Our final two sessions took a step back and examined the future of work from a societal standpoint. In the US, we are accustomed to health, savings, and other benefits being tied to our employer. But that is changing in many ways as it becomes more competitive to retain employees.

💡 An expanding definition of “benefit.” Employees are requesting more than health insurance and 401(k) plans from their employers: they now expect support in areas that lead to greater life fulfillment, such as transportation and family. Rob Sadow is reinventing transportation benefits at Scoop by targeting drive-heavy markets like the Bay Area, which leads the US in commuting with 120,000 “super commuters.” Less time commuting and more time socializing with Scoop’s carpooling platform results in happier employees. Family is another source of fulfillment.
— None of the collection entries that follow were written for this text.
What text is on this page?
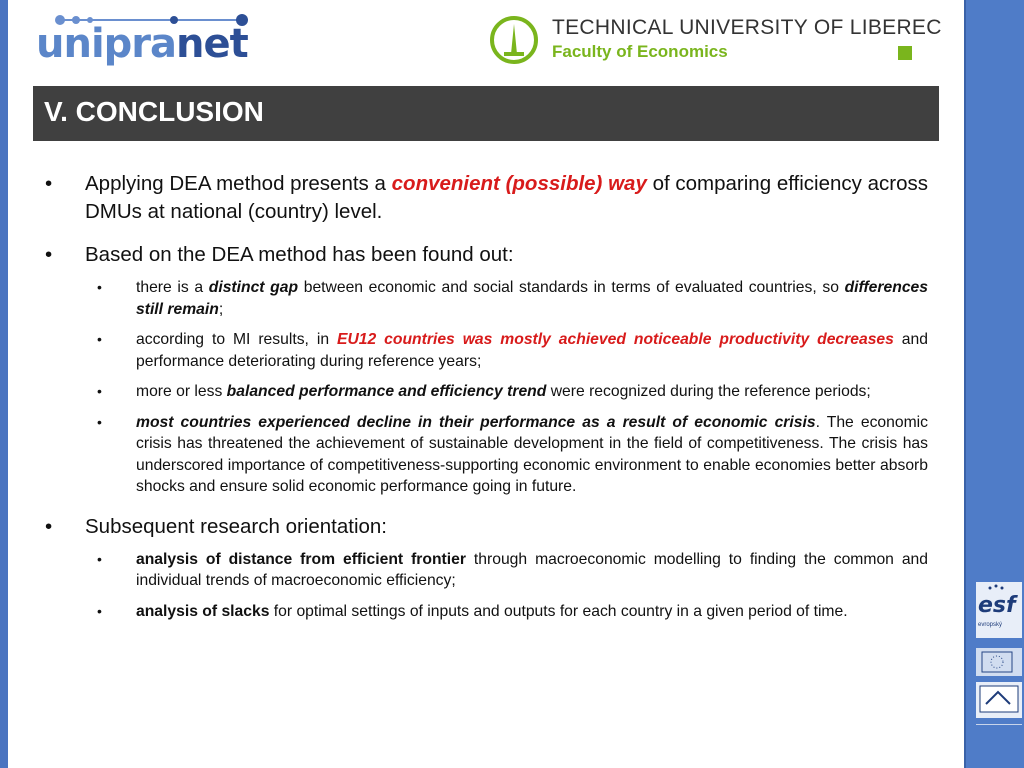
unipranet	TECHNICAL UNIVERSITY OF LIBEREC
Faculty of Economics
V. CONCLUSION
• Applying DEA method presents a convenient (possible) way of comparing efficiency across DMUs at national (country) level.
• Based on the DEA method has been found out:
• there is a distinct gap between economic and social standards in terms of evaluated countries, so differences still remain;
• according to MI results, in EU12 countries was mostly achieved noticeable productivity decreases and performance deteriorating during reference years;
• more or less balanced performance and efficiency trend were recognized during the reference periods;
• most countries experienced decline in their performance as a result of economic crisis. The economic crisis has threatened the achievement of sustainable development in the field of competitiveness. The crisis has underscored importance of competitiveness-supporting economic environment to enable economies better absorb shocks and ensure solid economic performance going in future.
• Subsequent research orientation:
• analysis of distance from efficient frontier through macroeconomic modelling to finding the common and individual trends of macroeconomic efficiency;
• analysis of slacks for optimal settings of inputs and outputs for each country in a given period of time.	esf
evropský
Platforms like Wildflower Health cater to women, who make 80% of healthcare decisions and are aptly termed by CEO Leah Sparks as the “Chief Health Officers of the Home.” The goal of Sparks is to streamline the administrative tasks associated with managing a pregnancy and young children, which helps clear the plates of working parents, which keeps employees productive and happy.

💡 Fed up with fees. At large companies, retirement plans are a given. However, at small businesses and early startups, this isn’t always the case: providing a 401(k) option is costly and time-intensive, which is how Kevin Busque, as a Taskrabbit co-founder, initially got the idea for Guideline. For a <$100 base fee and $8 per month, per employee pricing structure, even Guideline’s smallest customers can affordably help employees save for the future. We expect that outsourcing administrative functions like this will only increase with the future of work.

💡 Portability of benefits is key. For workers who bounce between part-time contracting gigs, insurance can be an expensive and complicated burden. This has catalyzed a whole new category of portable benefits that are attached to the individual rather than employer. Safety Wing, which covers contractors living outside of their home country, tackles this by offering health and travel insurance for digital nomads at <$40/month. Stride Health, which started off in the world of comparing health plan pricing, launched its Benefits Marketplace this summer to provide gig workers with an array of covered perks. We also heard from Digit, whose set-it-and-forget-it DtC savings platform exemplifies the increasing autonomy individuals are pursuing for their own financial futures.